Before you think that this provides a route into (1) above, remember this. If you try this with a 256 bit key, firstly, you can't have enough compute power to generate the lookup database for the same reasons that you can't count to 2^256. Secondly, if you did generate this on a drive where 1Gb of data was stored on a media that weighed 1g, then your drive would be so heavy that it's own gravity would cause it to collapse into a black hole.
In particular: "I want them to remain secret for as long as men are capable of evil."
I don't much care if my mobile phone conversation can be decrypted with a week's worth of brute-force attacks.
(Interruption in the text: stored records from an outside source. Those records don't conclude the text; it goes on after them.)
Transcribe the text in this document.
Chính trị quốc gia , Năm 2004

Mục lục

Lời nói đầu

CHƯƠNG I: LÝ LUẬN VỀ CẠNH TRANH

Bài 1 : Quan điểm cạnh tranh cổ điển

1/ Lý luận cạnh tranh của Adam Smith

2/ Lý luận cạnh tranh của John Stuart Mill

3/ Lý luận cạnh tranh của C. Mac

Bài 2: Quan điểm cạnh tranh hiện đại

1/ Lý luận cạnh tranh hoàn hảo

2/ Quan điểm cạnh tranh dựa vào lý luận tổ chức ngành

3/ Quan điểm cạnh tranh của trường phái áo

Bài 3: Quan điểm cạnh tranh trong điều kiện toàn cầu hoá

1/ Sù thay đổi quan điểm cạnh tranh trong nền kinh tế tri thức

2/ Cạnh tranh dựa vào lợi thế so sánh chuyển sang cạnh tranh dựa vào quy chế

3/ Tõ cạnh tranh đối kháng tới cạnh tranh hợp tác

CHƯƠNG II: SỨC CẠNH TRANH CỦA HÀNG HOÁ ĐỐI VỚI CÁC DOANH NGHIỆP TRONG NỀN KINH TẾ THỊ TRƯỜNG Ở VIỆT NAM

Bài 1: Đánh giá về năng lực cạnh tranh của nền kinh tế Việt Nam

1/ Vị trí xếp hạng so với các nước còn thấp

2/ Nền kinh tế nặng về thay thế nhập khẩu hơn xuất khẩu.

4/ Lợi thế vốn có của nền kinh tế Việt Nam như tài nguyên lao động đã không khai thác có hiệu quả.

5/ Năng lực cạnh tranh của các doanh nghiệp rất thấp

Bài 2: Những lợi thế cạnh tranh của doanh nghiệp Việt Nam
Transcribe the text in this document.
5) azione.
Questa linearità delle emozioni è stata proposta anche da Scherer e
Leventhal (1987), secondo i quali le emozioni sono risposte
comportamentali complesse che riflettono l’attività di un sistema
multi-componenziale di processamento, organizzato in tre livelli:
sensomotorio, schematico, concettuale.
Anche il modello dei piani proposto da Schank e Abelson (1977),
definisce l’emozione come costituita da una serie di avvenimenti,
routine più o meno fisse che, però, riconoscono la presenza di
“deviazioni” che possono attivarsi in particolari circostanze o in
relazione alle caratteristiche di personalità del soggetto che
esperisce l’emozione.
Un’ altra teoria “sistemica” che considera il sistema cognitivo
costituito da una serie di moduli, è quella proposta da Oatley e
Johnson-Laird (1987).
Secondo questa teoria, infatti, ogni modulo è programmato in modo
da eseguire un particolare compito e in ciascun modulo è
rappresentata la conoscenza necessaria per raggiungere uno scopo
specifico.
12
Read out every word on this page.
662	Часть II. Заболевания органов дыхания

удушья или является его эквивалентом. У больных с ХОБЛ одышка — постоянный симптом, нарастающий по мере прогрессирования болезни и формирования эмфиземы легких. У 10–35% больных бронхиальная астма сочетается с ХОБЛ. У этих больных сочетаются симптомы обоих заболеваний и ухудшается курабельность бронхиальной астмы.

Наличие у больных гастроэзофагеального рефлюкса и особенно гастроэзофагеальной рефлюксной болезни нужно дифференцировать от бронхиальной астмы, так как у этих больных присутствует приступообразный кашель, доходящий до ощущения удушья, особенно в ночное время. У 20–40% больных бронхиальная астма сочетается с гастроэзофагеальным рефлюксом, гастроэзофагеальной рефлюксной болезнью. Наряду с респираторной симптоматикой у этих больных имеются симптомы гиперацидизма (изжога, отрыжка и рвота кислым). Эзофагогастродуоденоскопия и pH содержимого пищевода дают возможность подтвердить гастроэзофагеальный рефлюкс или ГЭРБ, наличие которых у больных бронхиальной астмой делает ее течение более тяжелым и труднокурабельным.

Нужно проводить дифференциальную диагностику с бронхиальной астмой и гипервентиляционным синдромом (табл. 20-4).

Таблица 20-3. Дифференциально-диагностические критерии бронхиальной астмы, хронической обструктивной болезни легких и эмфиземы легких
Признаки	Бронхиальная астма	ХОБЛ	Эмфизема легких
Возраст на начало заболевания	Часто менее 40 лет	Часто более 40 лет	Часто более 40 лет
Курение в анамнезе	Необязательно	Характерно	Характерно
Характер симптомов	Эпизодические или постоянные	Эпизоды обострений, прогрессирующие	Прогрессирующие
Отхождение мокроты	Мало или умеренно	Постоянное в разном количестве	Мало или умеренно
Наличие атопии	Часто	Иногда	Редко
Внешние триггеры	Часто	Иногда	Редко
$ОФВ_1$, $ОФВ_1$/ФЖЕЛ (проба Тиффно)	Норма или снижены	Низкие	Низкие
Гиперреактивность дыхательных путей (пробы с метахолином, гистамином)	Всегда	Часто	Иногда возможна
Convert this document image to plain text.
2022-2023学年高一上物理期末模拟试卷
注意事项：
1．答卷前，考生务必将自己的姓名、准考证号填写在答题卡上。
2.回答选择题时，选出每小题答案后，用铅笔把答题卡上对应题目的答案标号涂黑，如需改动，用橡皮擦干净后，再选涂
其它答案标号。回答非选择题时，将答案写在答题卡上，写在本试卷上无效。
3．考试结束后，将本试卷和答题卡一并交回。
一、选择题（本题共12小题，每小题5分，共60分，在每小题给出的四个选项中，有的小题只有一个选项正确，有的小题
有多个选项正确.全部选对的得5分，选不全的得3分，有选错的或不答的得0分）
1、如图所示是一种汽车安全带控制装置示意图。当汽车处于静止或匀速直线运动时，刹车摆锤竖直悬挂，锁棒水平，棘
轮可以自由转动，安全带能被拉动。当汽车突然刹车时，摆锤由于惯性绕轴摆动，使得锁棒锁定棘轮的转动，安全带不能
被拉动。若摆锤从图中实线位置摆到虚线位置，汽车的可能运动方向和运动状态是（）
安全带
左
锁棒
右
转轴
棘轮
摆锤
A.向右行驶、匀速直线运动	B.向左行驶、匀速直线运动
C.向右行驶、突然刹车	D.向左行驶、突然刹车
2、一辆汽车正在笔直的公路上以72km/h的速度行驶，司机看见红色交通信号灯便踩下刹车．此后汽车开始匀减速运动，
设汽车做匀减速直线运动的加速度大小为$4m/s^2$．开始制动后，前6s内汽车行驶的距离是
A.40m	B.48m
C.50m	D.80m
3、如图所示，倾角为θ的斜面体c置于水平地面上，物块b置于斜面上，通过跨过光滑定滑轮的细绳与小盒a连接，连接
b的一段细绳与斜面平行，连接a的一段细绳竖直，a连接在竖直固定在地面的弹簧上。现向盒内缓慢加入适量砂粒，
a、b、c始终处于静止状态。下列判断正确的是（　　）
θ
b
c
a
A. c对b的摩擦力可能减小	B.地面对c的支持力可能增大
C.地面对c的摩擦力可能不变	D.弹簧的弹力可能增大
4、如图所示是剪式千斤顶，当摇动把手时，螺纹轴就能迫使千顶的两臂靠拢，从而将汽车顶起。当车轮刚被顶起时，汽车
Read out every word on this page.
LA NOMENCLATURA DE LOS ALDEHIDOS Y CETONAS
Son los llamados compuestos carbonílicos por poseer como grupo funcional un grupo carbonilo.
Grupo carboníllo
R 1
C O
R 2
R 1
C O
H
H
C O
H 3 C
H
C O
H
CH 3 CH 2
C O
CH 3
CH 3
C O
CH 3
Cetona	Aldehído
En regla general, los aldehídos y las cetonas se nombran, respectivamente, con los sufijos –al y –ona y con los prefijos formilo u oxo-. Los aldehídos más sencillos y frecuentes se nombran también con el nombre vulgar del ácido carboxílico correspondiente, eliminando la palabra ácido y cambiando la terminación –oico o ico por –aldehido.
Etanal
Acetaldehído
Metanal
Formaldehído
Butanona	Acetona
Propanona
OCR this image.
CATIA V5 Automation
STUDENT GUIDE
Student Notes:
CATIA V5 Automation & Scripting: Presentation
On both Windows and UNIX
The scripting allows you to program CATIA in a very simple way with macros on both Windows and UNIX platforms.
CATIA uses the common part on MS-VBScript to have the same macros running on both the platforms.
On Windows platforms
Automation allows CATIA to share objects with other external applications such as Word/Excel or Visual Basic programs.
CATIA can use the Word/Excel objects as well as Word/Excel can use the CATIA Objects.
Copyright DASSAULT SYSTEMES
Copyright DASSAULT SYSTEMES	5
I might care if my wireless network can be cracked in a couple of weeks by my neighbour's PC. And I'd definitely care if the country's nuclear launch codes could be cracked in anything less than a decade. (Yeah I know, there's no such thing as nuclear launch codes that you can punch into any convenient internet-connected PC, contrary to what a zillion bad films say, but you get the idea.)
If your information that you wish to protect is valuable enough, then some one is going to throw 1500 years of computer time into cracking it.
However, most personal information that we have, can be obtained in other easier ways, using trojans, and social engineering, so I would not bother.
Creditcard transactions may be valuable enough to bother cracking, but considering that it's 1500 years for one key, the few 1000 pounds you have on your bank account, likely isn't enough for it to be worth while.
However cracking Bill Gate's bank account, now that'd likely be worth while.
So take it easy, no one is going to throw 1500 years of computing time, into cracking your WLan, or some firmware upgrade.
However, as it isn't that expensive to move to 1024bit keys, or even 2048 bit keys, then if you're worried, or have something really valuable to hide, then by all means upgrade.
But remember, the basic security issue.
1. Is it worth while to break the key?
Therefore choose the key according to how sensitive, and important the data is.